Photo Credit: Paul Veugen

Published by

Aaron Brazell

Aaron Brazell is a Baltimore, MD-based WordPress developer, a co-founder at WP Engine, WordPress core contributor and author. He wrote the book WordPress Bible and has been publishing on the web since 2000. You can follow him on Twitter, on his personal blog and view his photography at The Aperture Filter.

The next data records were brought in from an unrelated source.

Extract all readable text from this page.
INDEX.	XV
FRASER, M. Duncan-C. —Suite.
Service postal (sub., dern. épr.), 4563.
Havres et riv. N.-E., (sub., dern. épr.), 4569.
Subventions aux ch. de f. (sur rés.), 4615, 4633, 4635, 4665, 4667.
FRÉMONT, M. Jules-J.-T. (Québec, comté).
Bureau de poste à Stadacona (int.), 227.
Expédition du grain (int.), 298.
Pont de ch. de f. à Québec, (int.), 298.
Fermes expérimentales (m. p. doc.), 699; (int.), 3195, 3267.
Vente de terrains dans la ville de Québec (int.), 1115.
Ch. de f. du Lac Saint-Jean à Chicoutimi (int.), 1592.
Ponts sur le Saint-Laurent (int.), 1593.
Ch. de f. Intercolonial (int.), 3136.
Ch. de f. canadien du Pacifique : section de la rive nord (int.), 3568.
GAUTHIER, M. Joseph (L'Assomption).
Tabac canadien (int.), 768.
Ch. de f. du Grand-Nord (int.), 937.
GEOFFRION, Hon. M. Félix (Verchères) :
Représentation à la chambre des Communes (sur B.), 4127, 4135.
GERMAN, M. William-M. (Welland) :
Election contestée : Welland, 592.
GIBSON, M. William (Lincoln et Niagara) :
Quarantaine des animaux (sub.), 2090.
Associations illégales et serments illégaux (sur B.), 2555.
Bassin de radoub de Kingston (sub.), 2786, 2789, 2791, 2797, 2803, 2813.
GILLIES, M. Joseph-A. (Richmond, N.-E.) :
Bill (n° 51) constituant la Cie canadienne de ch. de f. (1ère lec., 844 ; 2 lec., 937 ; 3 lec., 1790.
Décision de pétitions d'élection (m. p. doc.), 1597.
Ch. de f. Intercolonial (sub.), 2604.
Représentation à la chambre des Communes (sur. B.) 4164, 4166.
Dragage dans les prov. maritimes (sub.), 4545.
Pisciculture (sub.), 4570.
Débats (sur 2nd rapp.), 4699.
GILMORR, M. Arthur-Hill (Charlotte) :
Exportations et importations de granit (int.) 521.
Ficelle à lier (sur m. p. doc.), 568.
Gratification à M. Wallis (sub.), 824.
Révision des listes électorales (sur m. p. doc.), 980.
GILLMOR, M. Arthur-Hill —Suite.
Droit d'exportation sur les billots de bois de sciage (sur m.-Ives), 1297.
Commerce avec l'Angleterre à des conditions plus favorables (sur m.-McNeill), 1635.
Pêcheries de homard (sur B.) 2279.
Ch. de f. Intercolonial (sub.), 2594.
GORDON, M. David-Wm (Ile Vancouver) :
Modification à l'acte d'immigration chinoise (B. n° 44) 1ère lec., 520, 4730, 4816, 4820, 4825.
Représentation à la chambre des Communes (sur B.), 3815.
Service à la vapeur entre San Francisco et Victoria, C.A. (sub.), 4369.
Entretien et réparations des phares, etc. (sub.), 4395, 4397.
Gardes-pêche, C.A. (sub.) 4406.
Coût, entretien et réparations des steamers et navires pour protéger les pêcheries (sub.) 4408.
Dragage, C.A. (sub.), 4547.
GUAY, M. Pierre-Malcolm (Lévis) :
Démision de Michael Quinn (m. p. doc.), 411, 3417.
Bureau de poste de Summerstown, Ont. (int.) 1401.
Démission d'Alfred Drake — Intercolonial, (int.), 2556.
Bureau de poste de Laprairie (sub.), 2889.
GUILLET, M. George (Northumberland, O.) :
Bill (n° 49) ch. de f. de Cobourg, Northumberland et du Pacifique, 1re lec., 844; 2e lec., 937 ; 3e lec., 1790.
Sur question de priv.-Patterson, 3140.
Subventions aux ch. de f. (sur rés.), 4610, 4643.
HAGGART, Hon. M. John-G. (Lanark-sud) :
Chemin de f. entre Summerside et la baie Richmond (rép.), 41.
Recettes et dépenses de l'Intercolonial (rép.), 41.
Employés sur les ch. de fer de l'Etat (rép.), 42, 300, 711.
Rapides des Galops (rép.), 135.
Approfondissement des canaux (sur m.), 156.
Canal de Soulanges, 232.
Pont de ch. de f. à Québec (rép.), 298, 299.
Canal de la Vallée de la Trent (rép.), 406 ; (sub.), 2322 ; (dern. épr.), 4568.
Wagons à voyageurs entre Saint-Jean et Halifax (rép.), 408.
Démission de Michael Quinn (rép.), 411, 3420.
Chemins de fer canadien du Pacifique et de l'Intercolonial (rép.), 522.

2 thoughts on “Ambient Findability”

  1. Mobile devices should alert us but at the same time we need to be aware that an entire generation that came before us had the same problem in with junk mail (and it didn’t have the ability to follow them from street to street). Once on a list, always on a list and we know that a certain element out there would love to get their database hooks into our personal findability. Now that I’ve glorified the problem, perhaps the solution is a central clearing house that integrates our devices with our preference information via a geolocation alias key that can be revoked at any time and a new key issued. This would allow anyone who’s alias gets into the wild to simply get a new key and reassign it as they see fit, protecting the native ID of the mobile device.

  2. I agree, Aaron. I wish ambient findability was here now. How would products know that we like, in your example, the Black Keys? Where do you suppose we’d enter this information?